Settmarshausen. Das Problem: Fünf durch Briefwahl abgegebene Stimmen waren ungültig. In vier Fällen waren die Stimmzettel in die falschen Umschläge gesteckt worden, in einem Fall fehlte die zwingend notwendige eidesstattliche Versicherung des Wählers, seine Stimme selbst abgegeben zu haben, erklärt Bürgermeister Grotewahl. Aufgrund eines Versehens zählte der lokale Wahlausschuss die ungültigen Stimmen - drei pro Wähler - dennoch mit.

Wenn der Fehler keine Auswirkungen auf die Zusammensetzung des Ortsrates hätte haben können, hätten die Folgen des Versehens als geringfügig und die Ortsratswahl damit dennoch als gültig eingestuft werden können. Das aber ist beim Wahlausgang in Settmarshausen nicht der Fall: Daniel Gerke (BLS) kam mit 106 Stimmen in den Ortsrat, Wilfried Klöppner mit 105 Stimmen blieb draußen. Dieser Unterschied von einer Stimme hätte durch eine korrekte Auszählung zu einem anderen Ergebnis führen können. Daher hatte der Rosdorfer Gemeindewahlleiter Klaus Hampe für die Sitzung Einspruch gegen das Wahlergebnis eingelegt. Begründung: „In die Auszählung sind 15 Stimmen eingegangen, die dort nichts zu suchen haben.“

Dennoch diskutierte der Settmarshäuser Ortsrat auf seiner konstituierenden Sitzung darüber, ob die Wahl nicht doch als gültig gewertet werden könne.
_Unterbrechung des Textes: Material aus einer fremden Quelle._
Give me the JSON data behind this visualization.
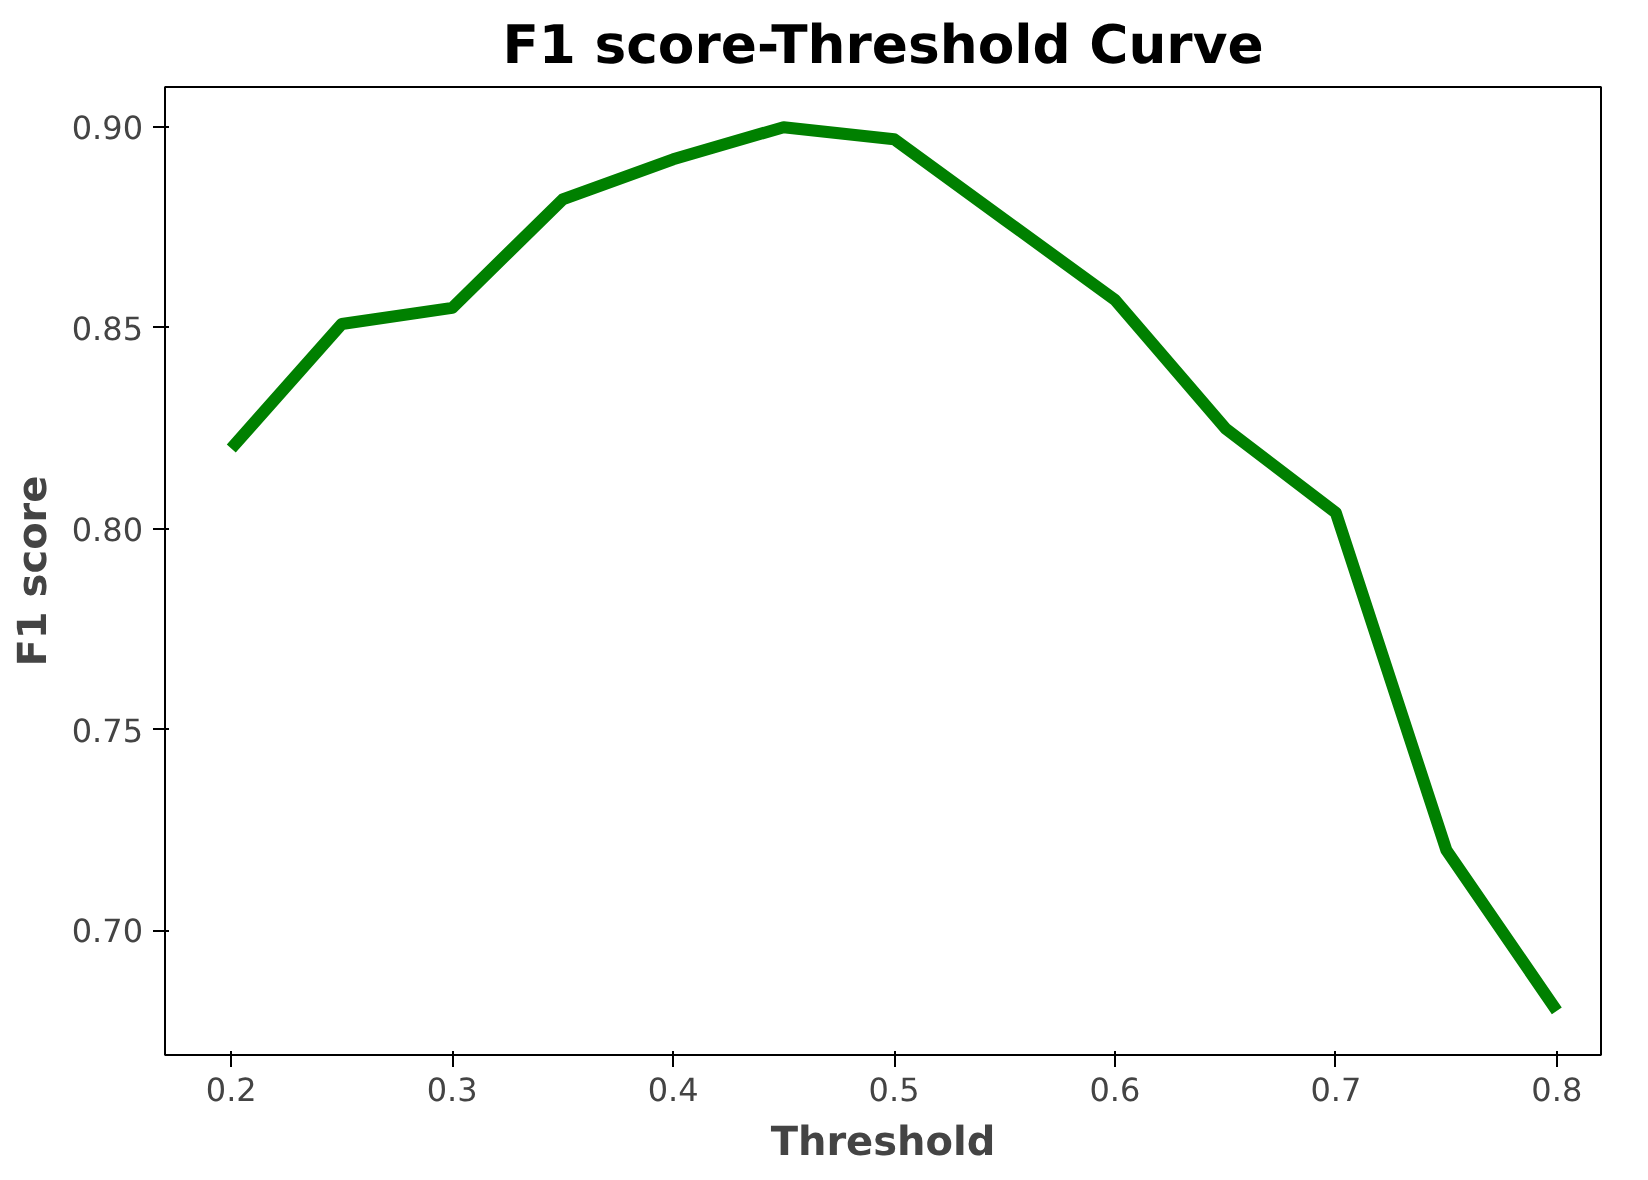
{
  "chart_data": {
    "type": "line",
    "title": "F1 score-Threshold Curve",
    "xlabel": "Threshold",
    "ylabel": "F1 score",
    "x": [
      0.2,
      0.25,
      0.3,
      0.35,
      0.4,
      0.45,
      0.5,
      0.55,
      0.6,
      0.65,
      0.7,
      0.75,
      0.8
    ],
    "series": [
      {
        "color": "#008000",
        "values": [
          0.82,
          0.851,
          0.855,
          0.882,
          0.892,
          0.9,
          0.897,
          0.877,
          0.857,
          0.825,
          0.804,
          0.72,
          0.68
        ]
      }
    ],
    "xlim": [
      0.17,
      0.82
    ],
    "ylim": [
      0.669,
      0.91
    ],
    "xticks": [
      0.2,
      0.3,
      0.4,
      0.5,
      0.6,
      0.7,
      0.8
    ],
    "yticks": [
      {
        "value": 0.7,
        "label": "0.70"
      },
      {
        "value": 0.75,
        "label": "0.75"
      },
      {
        "value": 0.8,
        "label": "0.80"
      },
      {
        "value": 0.85,
        "label": "0.85"
      },
      {
        "value": 0.9,
        "label": "0.90"
      }
    ],
    "grid": false,
    "marker": "none",
    "line_style": "solid"
  }
}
Dem allerdings widersetzte sich der gerade erst gewählte Ortsbürgermeister vehement: Eine Missachtung der Vorschriften für eine gültige Wahl "degradiert den Ortsrat zu einem unbedeutenden Haufen“, erklärte Grotewahl. Die Folge: Drei Ortsratsmitglieder stimmten dafür, dem Einspruch stattzugeben, zwei enthielten sich der Stimme.

Die Folge davon wiederum: Sofern nicht die Landeswahlleitung oder die Kommunalaufsicht innerhalb eines Monats Widerspruch gegen diesen Beschluss einlegen, gilt der Ortsrat als aufgelöst, erläutert Gemeindewahlleiter Hampe den weiteren Ablauf. Dann muss der Ortsrat samt Ortsbürgermeister innerhalb von vier Monaten neu gewählt werden. Im alten sind außer Grotewahl noch Bernd Nolte als stellvertretender Bürgermeister, Ralf Rümenap, Jörn Herting und Daniel Gerke (alle BLS) vertreten.